La superficie de Marte, según los investigadores, puede contener la mayoría de los nutrientes esenciales para una planta, incluyendo nitrógeno, fósforo y potasio, pero se desconoce si se encuentran en concentraciones que permitan su desarrollo

La atmósfera de Marte es muy tenue, con una presión media de la superficie de solo 6,1 milibares (la presión media de la superficie de la Tierra es de 1013 milibares) y el planeta está sometido a frío extremo y bajas concentraciones de oxígeno. Sin embargo, la superficie de Marte, según los investigadores, puede contener la mayoría de los nutrientes esenciales para una planta, incluyendo nitrógeno, fósforo y potasio, pero se desconoce si se encuentran en concentraciones que permitan su desarrollo.

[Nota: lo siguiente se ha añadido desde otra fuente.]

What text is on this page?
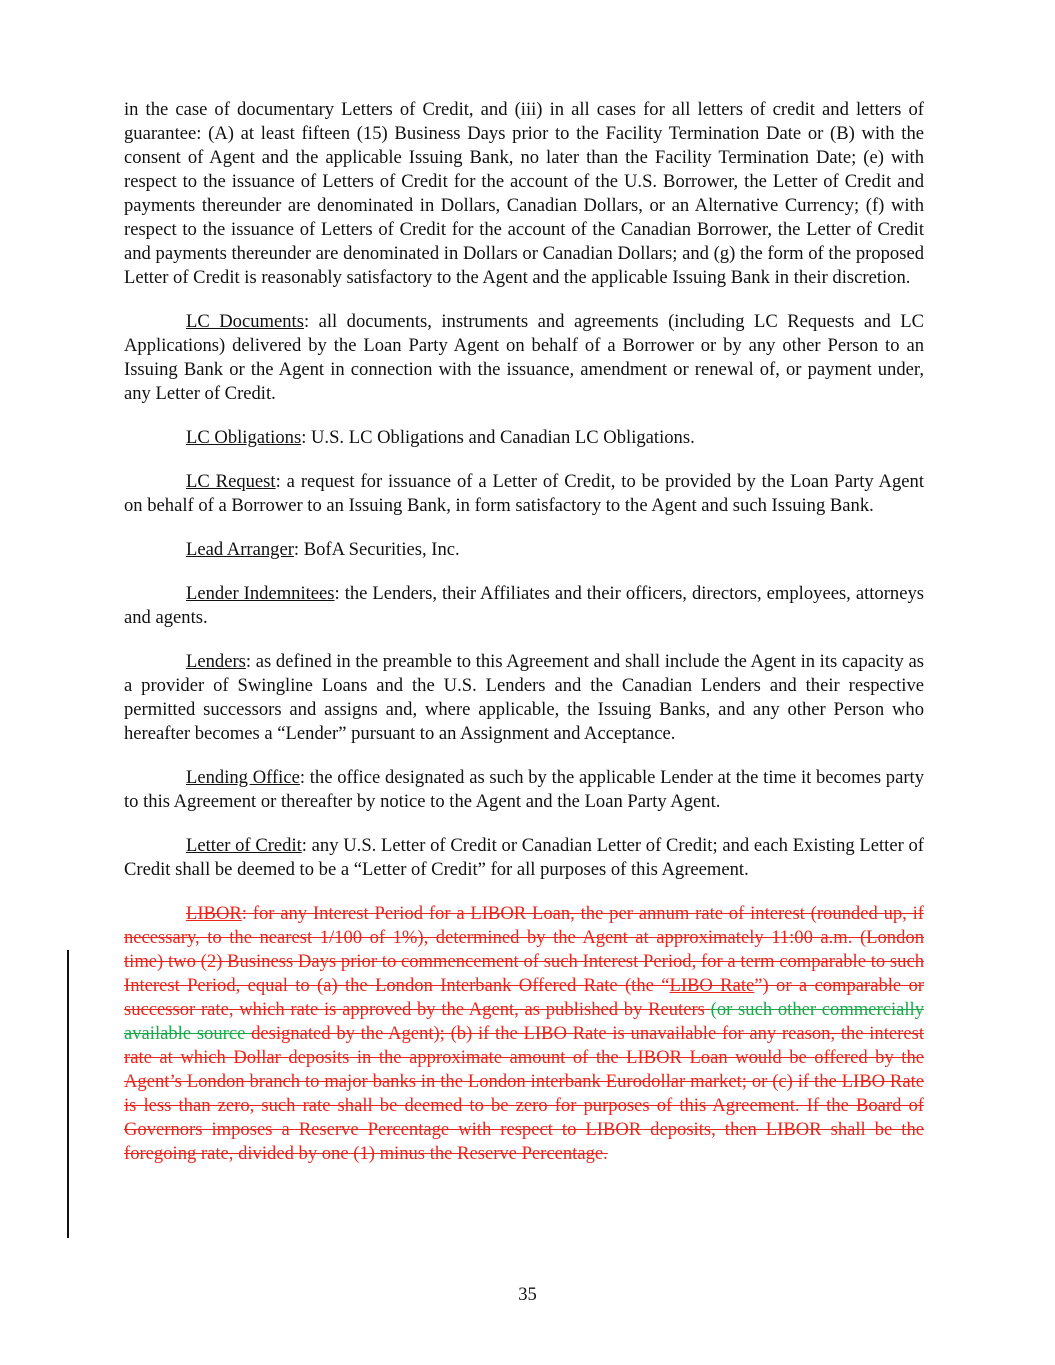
in the case of documentary Letters of Credit, and (iii) in all cases for all letters of credit and letters of guarantee: (A) at least fifteen (15) Business Days prior to the Facility Termination Date or (B) with the consent of Agent and the applicable Issuing Bank, no later than the Facility Termination Date; (e) with respect to the issuance of Letters of Credit for the account of the U.S. Borrower, the Letter of Credit and payments thereunder are denominated in Dollars, Canadian Dollars, or an Alternative Currency; (f) with respect to the issuance of Letters of Credit for the account of the Canadian Borrower, the Letter of Credit and payments thereunder are denominated in Dollars or Canadian Dollars; and (g) the form of the proposed Letter of Credit is reasonably satisfactory to the Agent and the applicable Issuing Bank in their discretion.

LC Documents: all documents, instruments and agreements (including LC Requests and LC Applications) delivered by the Loan Party Agent on behalf of a Borrower or by any other Person to an Issuing Bank or the Agent in connection with the issuance, amendment or renewal of, or payment under, any Letter of Credit.

LC Obligations: U.S. LC Obligations and Canadian LC Obligations.

LC Request: a request for issuance of a Letter of Credit, to be provided by the Loan Party Agent on behalf of a Borrower to an Issuing Bank, in form satisfactory to the Agent and such Issuing Bank.

Lead Arranger: BofA Securities, Inc.

Lender Indemnitees: the Lenders, their Affiliates and their officers, directors, employees, attorneys and agents.

Lenders: as defined in the preamble to this Agreement and shall include the Agent in its capacity as a provider of Swingline Loans and the U.S. Lenders and the Canadian Lenders and their respective permitted successors and assigns and, where applicable, the Issuing Banks, and any other Person who hereafter becomes a “Lender” pursuant to an Assignment and Acceptance.

Lending Office: the office designated as such by the applicable Lender at the time it becomes party to this Agreement or thereafter by notice to the Agent and the Loan Party Agent.

Letter of Credit: any U.S. Letter of Credit or Canadian Letter of Credit; and each Existing Letter of Credit shall be deemed to be a “Letter of Credit” for all purposes of this Agreement.

LIBOR: for any Interest Period for a LIBOR Loan, the per annum rate of interest (rounded up, if necessary, to the nearest 1/100 of 1%), determined by the Agent at approximately 11:00 a.m. (London time) two (2) Business Days prior to commencement of such Interest Period, for a term comparable to such Interest Period, equal to (a) the London Interbank Offered Rate (the “LIBO Rate”) or a comparable or successor rate, which rate is approved by the Agent, as published by Reuters (or such other commercially available source designated by the Agent); (b) if the LIBO Rate is unavailable for any reason, the interest rate at which Dollar deposits in the approximate amount of the LIBOR Loan would be offered by the Agent’s London branch to major banks in the London interbank Eurodollar market; or (c) if the LIBO Rate is less than zero, such rate shall be deemed to be zero for purposes of this Agreement. If the Board of Governors imposes a Reserve Percentage with respect to LIBOR deposits, then LIBOR shall be the foregoing rate, divided by one (1) minus the Reserve Percentage.

35
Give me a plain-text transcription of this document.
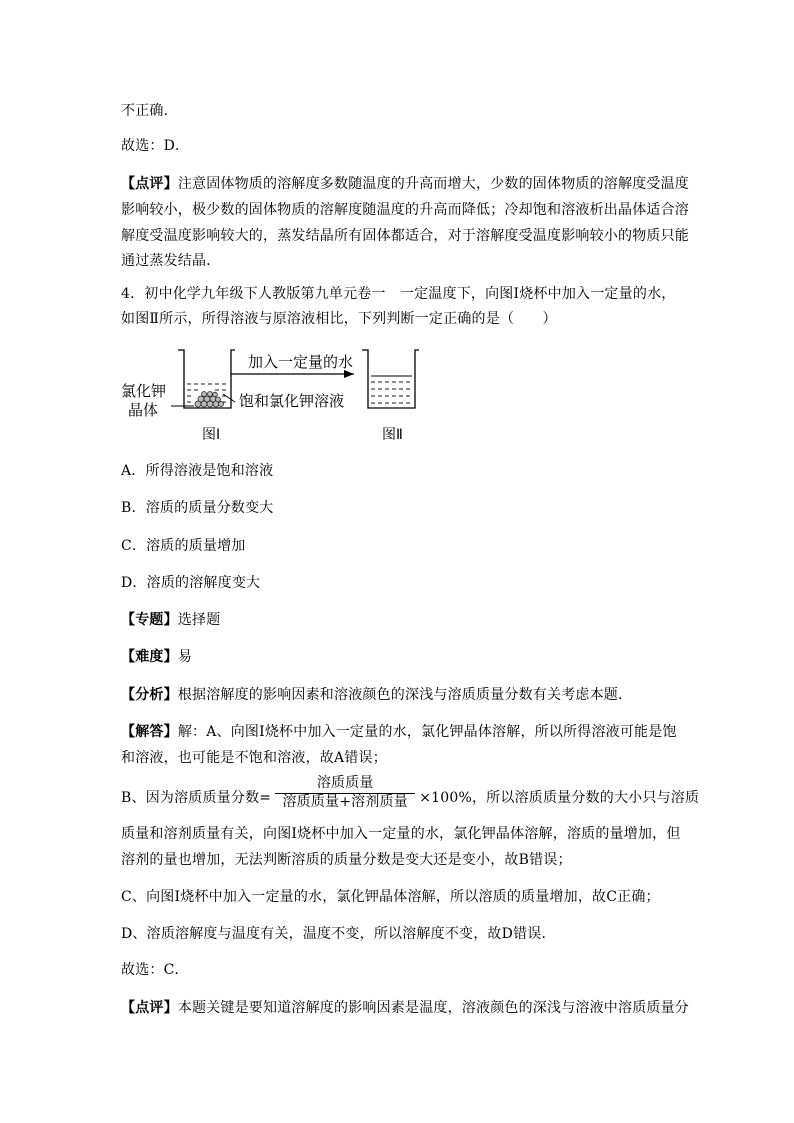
不正确．
故选：D．
【点评】注意固体物质的溶解度多数随温度的升高而增大，少数的固体物质的溶解度受温度
影响较小，极少数的固体物质的溶解度随温度的升高而降低；冷却饱和溶液析出晶体适合溶
解度受温度影响较大的，蒸发结晶所有固体都适合，对于溶解度受温度影响较小的物质只能
通过蒸发结晶．
4．初中化学九年级下人教版第九单元卷一　一定温度下，向图Ⅰ烧杯中加入一定量的水，
如图Ⅱ所示，所得溶液与原溶液相比，下列判断一定正确的是（　　）
加入一定量的水
氯化钾
晶体	饱和氯化钾溶液
图Ⅰ	图Ⅱ
A．所得溶液是饱和溶液
B．溶质的质量分数变大
C．溶质的质量增加
D．溶质的溶解度变大
【专题】选择题
【难度】易
【分析】根据溶解度的影响因素和溶液颜色的深浅与溶质质量分数有关考虑本题．
【解答】解：A、向图Ⅰ烧杯中加入一定量的水，氯化钾晶体溶解，所以所得溶液可能是饱
和溶液，也可能是不饱和溶液，故A错误；
B、因为溶质质量分数=
溶质质量
溶质质量+溶剂质量 ×100%，所以溶质质量分数的大小只与溶质
质量和溶剂质量有关，向图Ⅰ烧杯中加入一定量的水，氯化钾晶体溶解，溶质的量增加，但
溶剂的量也增加，无法判断溶质的质量分数是变大还是变小，故B错误；
C、向图Ⅰ烧杯中加入一定量的水，氯化钾晶体溶解，所以溶质的质量增加，故C正确；
D、溶质溶解度与温度有关，温度不变，所以溶解度不变，故D错误．
故选：C．
【点评】本题关键是要知道溶解度的影响因素是温度，溶液颜色的深浅与溶液中溶质质量分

Para conseguirlo, los científicos de Georgia están experimentando con réplicas de suelo marciano y sometiéndolas a procesos de lavado e inoculación de microorganismos adaptados a entornos extremos, hongos y bacterias beneficiosas. “La cuestión de si podemos usar el suelo de Marte para proporcionar alimentos contribuirá en gran medida a determinar la viabilidad de las misiones tripuladas”, concluye Fackrell.